Interruption was a collaborative project by Cardiff Dance Festival (CDF17) and Basement 21 - a group of contemporary creative artists based in Chennai in India - that brought together individual artists from India and Wales in a series of public residencies in Cardiff and performances at Cardiff Dance Festival 2017. As an act, interruption is the act of fragmenting the flow of the current, the present, before it becomes history. It assumes that totalising forces are at work in the very present itself. By proposing the idea of ‘interruption’, we are urging people to resist any complacent joining of dots that concern society, institution, culture or identity.
On a research visit to Cardiff, Basement 21 identified several city centre spaces, including the Central Market, Atrium, University of South Wales and the Cardiff Central Library around which to trigger interruptions through installations and performances. The performances were in public spaces which are not traditionally used for presenting arts.

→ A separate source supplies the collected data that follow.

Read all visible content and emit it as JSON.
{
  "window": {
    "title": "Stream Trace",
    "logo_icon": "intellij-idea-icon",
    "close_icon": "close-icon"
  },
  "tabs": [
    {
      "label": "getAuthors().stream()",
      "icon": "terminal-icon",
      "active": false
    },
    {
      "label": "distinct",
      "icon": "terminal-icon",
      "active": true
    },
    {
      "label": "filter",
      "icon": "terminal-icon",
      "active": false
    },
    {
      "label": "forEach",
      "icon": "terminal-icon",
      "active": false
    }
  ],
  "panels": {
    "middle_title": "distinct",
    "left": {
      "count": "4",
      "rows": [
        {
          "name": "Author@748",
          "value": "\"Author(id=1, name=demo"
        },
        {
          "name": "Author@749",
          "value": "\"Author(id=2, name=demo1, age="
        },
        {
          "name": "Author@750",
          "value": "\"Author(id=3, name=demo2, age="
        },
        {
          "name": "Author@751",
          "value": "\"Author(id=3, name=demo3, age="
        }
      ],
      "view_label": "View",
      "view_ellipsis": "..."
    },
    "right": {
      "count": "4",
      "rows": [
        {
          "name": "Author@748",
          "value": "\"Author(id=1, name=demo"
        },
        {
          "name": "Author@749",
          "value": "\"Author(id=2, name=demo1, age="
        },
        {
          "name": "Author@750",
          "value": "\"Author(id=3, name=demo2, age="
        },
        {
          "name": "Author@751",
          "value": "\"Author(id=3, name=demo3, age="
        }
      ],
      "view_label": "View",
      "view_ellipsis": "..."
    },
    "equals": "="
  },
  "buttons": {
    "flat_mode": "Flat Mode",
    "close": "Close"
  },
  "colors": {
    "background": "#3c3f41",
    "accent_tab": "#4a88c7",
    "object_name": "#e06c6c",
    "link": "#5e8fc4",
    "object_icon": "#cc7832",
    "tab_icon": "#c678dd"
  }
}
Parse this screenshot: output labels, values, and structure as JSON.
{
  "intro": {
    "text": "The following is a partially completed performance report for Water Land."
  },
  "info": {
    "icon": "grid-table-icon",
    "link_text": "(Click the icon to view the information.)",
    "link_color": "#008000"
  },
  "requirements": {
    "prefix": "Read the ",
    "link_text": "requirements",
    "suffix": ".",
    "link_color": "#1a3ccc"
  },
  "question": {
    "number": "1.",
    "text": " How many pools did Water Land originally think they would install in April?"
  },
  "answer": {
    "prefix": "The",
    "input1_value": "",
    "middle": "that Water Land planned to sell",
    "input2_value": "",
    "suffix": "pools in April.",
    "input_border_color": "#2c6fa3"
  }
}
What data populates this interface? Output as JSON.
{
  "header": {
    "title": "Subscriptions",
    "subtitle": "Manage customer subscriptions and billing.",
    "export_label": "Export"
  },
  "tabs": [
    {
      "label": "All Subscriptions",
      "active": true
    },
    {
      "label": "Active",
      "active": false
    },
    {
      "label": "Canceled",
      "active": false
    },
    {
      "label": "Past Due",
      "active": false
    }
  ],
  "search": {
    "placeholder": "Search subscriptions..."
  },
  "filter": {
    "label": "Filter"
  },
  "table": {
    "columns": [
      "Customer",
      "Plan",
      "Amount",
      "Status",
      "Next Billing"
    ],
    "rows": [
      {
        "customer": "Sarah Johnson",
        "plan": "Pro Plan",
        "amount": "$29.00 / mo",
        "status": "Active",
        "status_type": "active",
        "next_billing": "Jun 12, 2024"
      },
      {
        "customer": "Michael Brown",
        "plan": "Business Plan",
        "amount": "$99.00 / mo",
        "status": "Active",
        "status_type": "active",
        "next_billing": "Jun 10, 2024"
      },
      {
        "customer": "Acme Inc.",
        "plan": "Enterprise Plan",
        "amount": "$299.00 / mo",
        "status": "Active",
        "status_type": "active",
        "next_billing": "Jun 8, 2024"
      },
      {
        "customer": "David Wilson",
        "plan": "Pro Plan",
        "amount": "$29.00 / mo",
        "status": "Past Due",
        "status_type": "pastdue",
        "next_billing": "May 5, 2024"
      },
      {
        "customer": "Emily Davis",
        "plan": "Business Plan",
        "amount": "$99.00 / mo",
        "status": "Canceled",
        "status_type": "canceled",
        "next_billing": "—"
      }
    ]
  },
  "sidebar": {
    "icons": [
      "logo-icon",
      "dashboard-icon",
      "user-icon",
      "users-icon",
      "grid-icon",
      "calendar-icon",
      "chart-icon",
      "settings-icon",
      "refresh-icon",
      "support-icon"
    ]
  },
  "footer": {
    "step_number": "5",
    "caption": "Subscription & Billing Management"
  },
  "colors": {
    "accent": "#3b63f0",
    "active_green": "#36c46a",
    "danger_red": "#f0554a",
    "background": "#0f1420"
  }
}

Basement 21 practitioners, the choreographers Padmini Chettur and Preethi Athreya and musician/composer Maarten Visser along with Pravin Kannanur were resident in Cardiff from late October 2017 and for the duration of the Cardiff Dance Festival. During this time they worked closely with four creative professionals from Wales to share and explore practice, and to improvise and develop work. The joint explorations were cross-disciplinary and culminated in various elements of public performance, including a performance at the Cardiff Dance Festival on 17 November 2017.
Haram Me, 2012
Haram Me is an art installation that confronts the viewer with multiple mirror images of itself in the form of paintings, reproductions of paintings as paintings, installation of text and image. The preoccupation of these works is not primarily aesthetic. The material used is deliberately cheap and perishable, packaged in shiny acrylic for immortality.
Can art, have the power to question its engagement purely in the realm of the aesthetic auto-biographical?
The artist paints himself looking at his alter ego subject, the pig, which is looking at him painting it and thus the mirror continues. The artist seems to think “I am no longer a camera, I am a photocopier.” It comments on a society that is sold on a barrage of images that are constantly produced, consumed and recycled.
An intensely self-critical work, albeit with a sense of humour, Haram Me comments on the condition of the artist as well as the conditions of art-making itself.
Studio Safdar Public Art Project, 2012
Jana Natya Manch ( Janam ) and Studio Safdar commissioned this mural as part of their public art outreach. Named after Safdar Hashmi (1954-1989), one of Janam's founder members, Studio Safdar is a space set up to foster and encourage art among the people.
A large number of people worked with Pravin on this, including many Janam members, local residents, a cycle-rickshaw driver, and a master painter, Lallan. Over three weeks in the summer of 2012 they worked on the outside walls of the theatre space Studio Safdar and the adjacent May Day Bookstore and Café, Shadi Khampur.
On the 25th July, 2012, Pravin Kannanur and his team of artists publicly 'signed' the work, this was followed by a discussion on public art and murals, entitled 'Locating the Work'.